Tenko doesn’t speak for a moment, his eyes locked on the screen of his device, but Shuichi can tell he’s thinking it through.
“Alright,” He finally agrees, nodding decisively, “Spinner. Is that what you’d like me to call you?”
Shuichi blinks at him, not expecting that.
He imagines it for a moment, leaving behind his old name, his old identity, and being Spinner instead. The villain, Spinner, who fights for a better future for all heteromorphs in Japan, for a new system that will support them under Tenko.
He’d be someone who wouldn’t cower, wouldn’t be forgotten or hide away, hide himself. He’d be someone strong, someone who had friends, and dreams, and was actually doing things to achieve them.
This is already the start of a new life for him, but he never thought it could be the start of a new him too.
Shuichi found he quite liked the thought.
“Yeah,” Spinner nods, “Yeah, I think I’d like that.”
About a year and three months after Spinner first came to live with them, their next members joined.
Unlike with Spinner however, this was not something Tenko had planned.
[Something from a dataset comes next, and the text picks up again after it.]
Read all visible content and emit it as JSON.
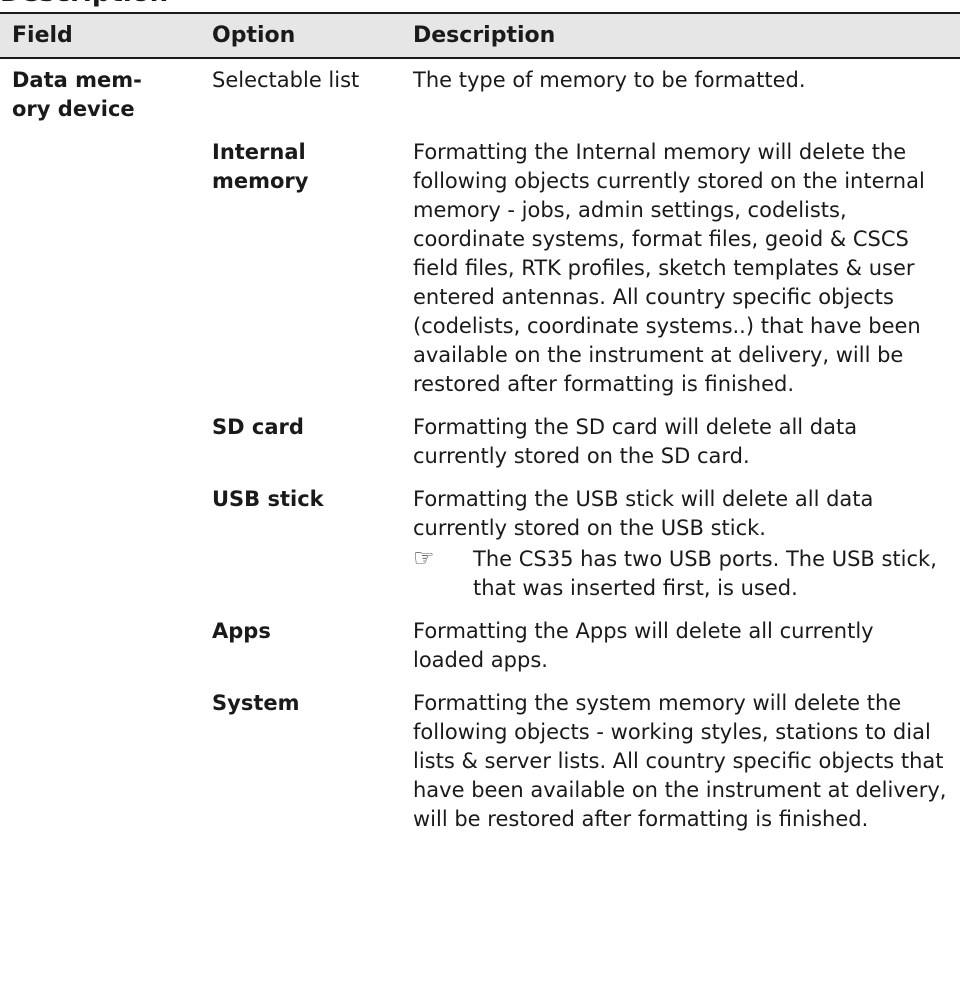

It’s evening, on one of the few days per year the bar is closed. Spinner had gone out, he’d finished his stash of his favorite chips this morning and needed more, while Kurogiri was off in the backroom, inventorying their stock of bar supplies, leaving Tenko alone to man the empty bar area.
He was sitting up at the bar, papers spread around him as he finished the latest assignment Kurogiri had given for his homeschooling. Tenko had argued that by now he could have just dropped out of high school and shouldn’t have to do this anymore, but the look Kurogiri had given him after that comment incentivized him to actually finish his work.
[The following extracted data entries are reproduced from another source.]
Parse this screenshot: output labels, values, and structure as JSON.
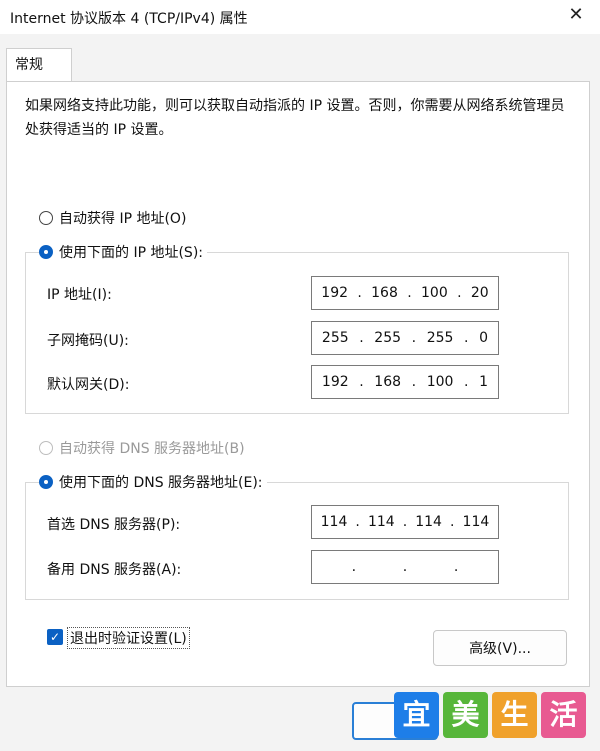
{
  "window": {
    "title": "Internet 协议版本 4 (TCP/IPv4) 属性",
    "close_glyph": "✕"
  },
  "tabs": [
    {
      "label": "常规"
    }
  ],
  "intro_text": "如果网络支持此功能，则可以获取自动指派的 IP 设置。否则，你需要从网络系统管理员处获得适当的 IP 设置。",
  "ip_section": {
    "auto_label": "自动获得 IP 地址(O)",
    "manual_label": "使用下面的 IP 地址(S):",
    "fields": [
      {
        "label": "IP 地址(I):",
        "octets": [
          "192",
          "168",
          "100",
          "20"
        ]
      },
      {
        "label": "子网掩码(U):",
        "octets": [
          "255",
          "255",
          "255",
          "0"
        ]
      },
      {
        "label": "默认网关(D):",
        "octets": [
          "192",
          "168",
          "100",
          "1"
        ]
      }
    ]
  },
  "dns_section": {
    "auto_label": "自动获得 DNS 服务器地址(B)",
    "manual_label": "使用下面的 DNS 服务器地址(E):",
    "fields": [
      {
        "label": "首选 DNS 服务器(P):",
        "octets": [
          "114",
          "114",
          "114",
          "114"
        ]
      },
      {
        "label": "备用 DNS 服务器(A):",
        "octets": [
          "",
          "",
          "",
          ""
        ]
      }
    ]
  },
  "validate_label": "退出时验证设置(L)",
  "advanced_label": "高级(V)...",
  "watermark": [
    "宜",
    "美",
    "生",
    "活"
  ],
  "colors": {
    "accent": "#0b61c3",
    "watermark": [
      "#1e7ee8",
      "#57b63a",
      "#f0a12b",
      "#e85a91"
    ]
  }
}
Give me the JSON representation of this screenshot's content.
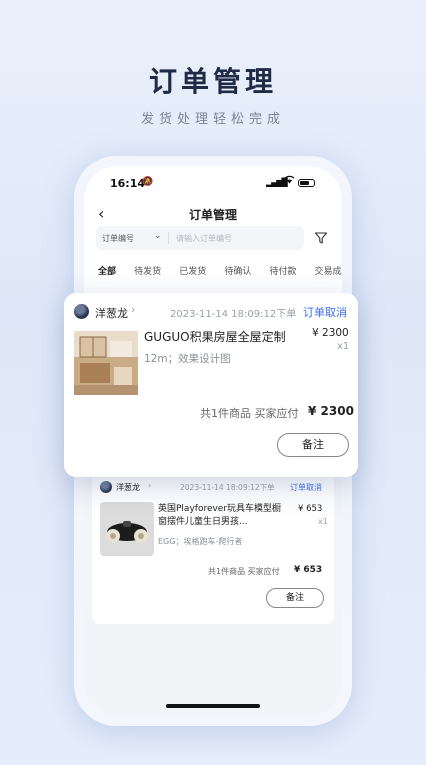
{
  "hero": {
    "title": "订单管理",
    "subtitle": "发货处理轻松完成"
  },
  "status_bar": {
    "time": "16:14"
  },
  "nav": {
    "back_icon": "‹",
    "title": "订单管理"
  },
  "search": {
    "type_label": "订单编号",
    "placeholder": "请输入订单编号"
  },
  "tabs": [
    {
      "label": "全部",
      "active": true
    },
    {
      "label": "待发货"
    },
    {
      "label": "已发货"
    },
    {
      "label": "待确认"
    },
    {
      "label": "待付款"
    },
    {
      "label": "交易成"
    }
  ],
  "orders": [
    {
      "buyer": "洋葱龙",
      "datetime": "2023-11-14 18:09:12下单",
      "status": "订单取消",
      "title": "GUGUO积果房屋全屋定制",
      "spec": "12m；效果设计图",
      "price": "¥ 2300",
      "qty": "x1",
      "summary": "共1件商品  买家应付",
      "total": "¥ 2300",
      "note_button": "备注"
    },
    {
      "buyer": "洋葱龙",
      "datetime": "2023-11-14 18:09:12下单",
      "status": "订单取消",
      "title": "英国Playforever玩具车模型橱窗摆件儿童生日男孩...",
      "spec": "EGG；埃格跑车-爬行者",
      "price": "¥ 653",
      "qty": "x1",
      "summary": "共1件商品  买家应付",
      "total": "¥ 653",
      "note_button": "备注"
    }
  ]
}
He’s drawn out of his thoughts by a sudden knock at the door, his head snapping up in confusion. No one should be at the bar right now.
“Can’t you read the fucking sign?! We’re closed!” Tenko shouts through the door, because he’s not stupid enough to open it.
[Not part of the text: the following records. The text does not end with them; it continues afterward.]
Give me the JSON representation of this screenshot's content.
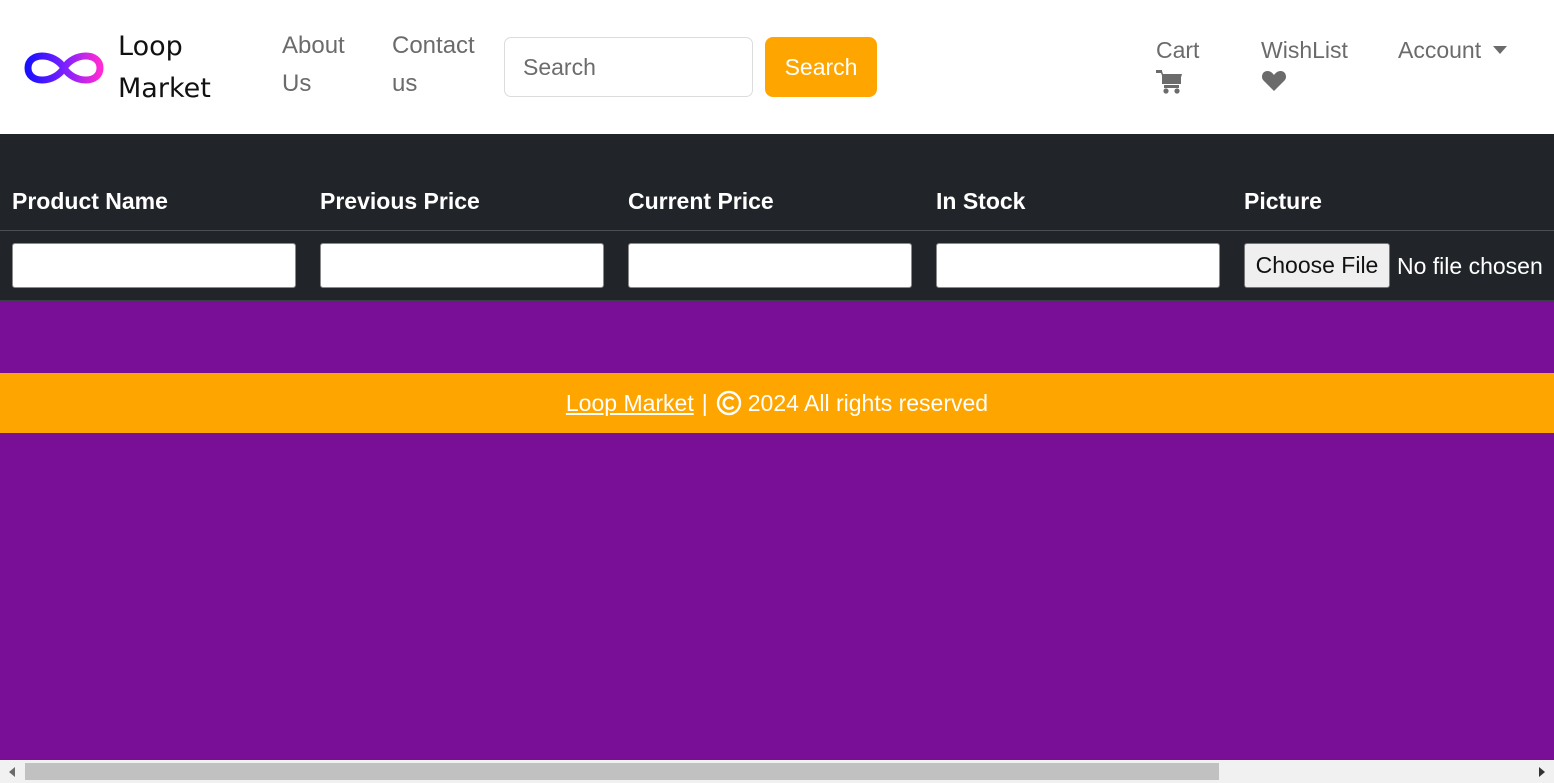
{
  "brand": {
    "name_line1": "Loop",
    "name_line2": "Market"
  },
  "nav": {
    "about": "About Us",
    "contact": "Contact us",
    "search_placeholder": "Search",
    "search_button": "Search",
    "cart": "Cart",
    "wishlist": "WishList",
    "account": "Account"
  },
  "table": {
    "headers": [
      "Product Name",
      "Previous Price",
      "Current Price",
      "In Stock",
      "Picture"
    ],
    "file_button": "Choose File",
    "file_status": "No file chosen"
  },
  "footer": {
    "link": "Loop Market",
    "separator": "|",
    "text": "2024 All rights reserved"
  },
  "colors": {
    "accent": "#ffa500",
    "page_bg": "#7a0f97",
    "table_bg": "#212529"
  }
}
“I think you’re gonna want to let me in.” A male voice calls from the other side and Tenko goes ridged. Because that voice… is familiar.
He marches over to the door and yanks it open, staring up at the man on the other side.
He’s young, maybe around 19 or 20, with black hair and a scared face, looking more like a patchwork quilt than actual skin.
But his eyes…?
Tenko would know those piercing blue eyes anywhere, no matter how long it’s been or how much he never thought he’d see them again.
The man is smirking, leaning against the doorway outside the bar with a cheshire smile, “Long time no see, eh, Ten.”
Tenko slams the door in his face.
“Wait, Tenko! You can’t just leave me out here!” Touya Todoroki (because of course it’s fucking Touya Todoroki! Of course he wasn’t dead! Tenko should have expected this honestly. Faking his death just to get back at his father was exactly the sort of shit Touya would pull-) protests from outside, but Tenko is too busy seething.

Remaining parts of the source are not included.